As the feudal order unraveled at the dawn of modernity, a sense of crisis descended concerning the legitimacy of the full array of claims to authority. New, “modern” or “liberal” theories of the origins of political authority – of who gets to tell you what to do – emerged out of this crisis. These theories were forged with the aim of reconstructing some sense of legitimate, rightful authority that would underwrite a workable political order in a context of spiraling chaos, occasioning a succession of wars, rebellions, and acts of insolent disobedience. In time, “modern” political theorists like Thomas Hobbes, John Locke, and Jean-Jacques Rousseau alighted upon a new – and revolutionary – social contract theory of political authority, which emerged in conjunction with new understandings of sovereignty and nationhood.
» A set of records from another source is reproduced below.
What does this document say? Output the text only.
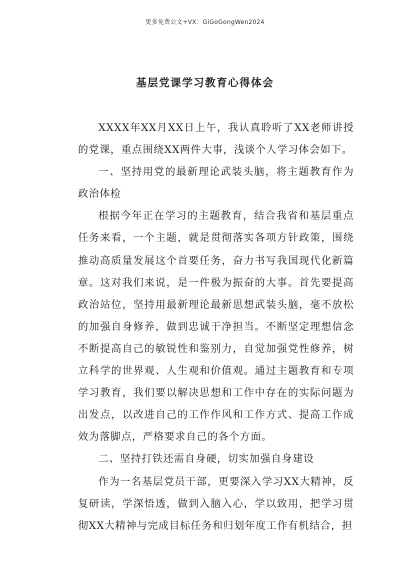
更多免费公文+VX：GiGoGongWen2024
基层党课学习教育心得体会

XXXX年XX月XX日上午，我认真聆听了XX老师讲授的党课，重点围绕XX两件大事，浅谈个人学习体会如下。

一、坚持用党的最新理论武装头脑，将主题教育作为政治体检

根据今年正在学习的主题教育，结合我省和基层重点任务来看，一个主题，就是贯彻落实各项方针政策，围绕推动高质量发展这个首要任务，奋力书写我国现代化新篇章。这对我们来说，是一件极为振奋的大事。首先要提高政治站位，坚持用最新理论最新思想武装头脑，毫不放松的加强自身修养，做到忠诚干净担当。不断坚定理想信念不断提高自己的敏锐性和鉴别力，自觉加强党性修养，树立科学的世界观、人生观和价值观。通过主题教育和专项学习教育，我们要以解决思想和工作中存在的实际问题为出发点，以改进自己的工作作风和工作方式、提高工作成效为落脚点，严格要求自己的各个方面。

二、坚持打铁还需自身硬，切实加强自身建设

作为一名基层党员干部，更要深入学习XX大精神，反复研读，学深悟透，做到入脑入心，学以致用，把学习贯彻XX大精神与完成目标任务和归划年度工作有机结合，担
Who got to tell you what to do? The authorized ruler of your (geographically bounded and delimited) nation. Who was the foundational and authorized ruler of your nation? The sovereign (which, for some radical theorists, was constituted by the people as a whole).

With moderns chafing at hierarchies underwritten by the understanding that the stronger, the better, or the powers-that-be from time immemorial got to tell them what to do, a new group of political theories began with what, under conditions of dissension and disagreement concerning first principles, they assumed would be the least controversial starting point promising the broadest common ground. They proposed that each individual person (answering to his own understanding of God’s commands) got to tell himself what to do (the “his” here is deliberate: gender played a major role in structuring the public realm). Modern political theorists asked next, “Under what conditions would this person delegate the authority to tell himself what to do to someone other than himself?” The answer was: “Under conditions in which that person could help them get something that they needed or wanted but could not otherwise get if sovereignty were held only to reside in their lowly selves – all equals in the state of nature – and no higher.” In Leviathan (1651), the English political theorist Thomas Hobbes described the state of nature as a condition in which

there is no place for industry, because the fruit thereof is uncertain, and consequently no culture of the earth, no navigation nor use of the commodities that may be imported by sea, no commodious building, no instruments of moving and removing such things as require much force, no knowledge of the face of the earth; no account of time, no arts, no letters, no society, and, which is worst of all, continual fear and danger of violent death, and the life of man solitary, poor, nasty, brutish, and short.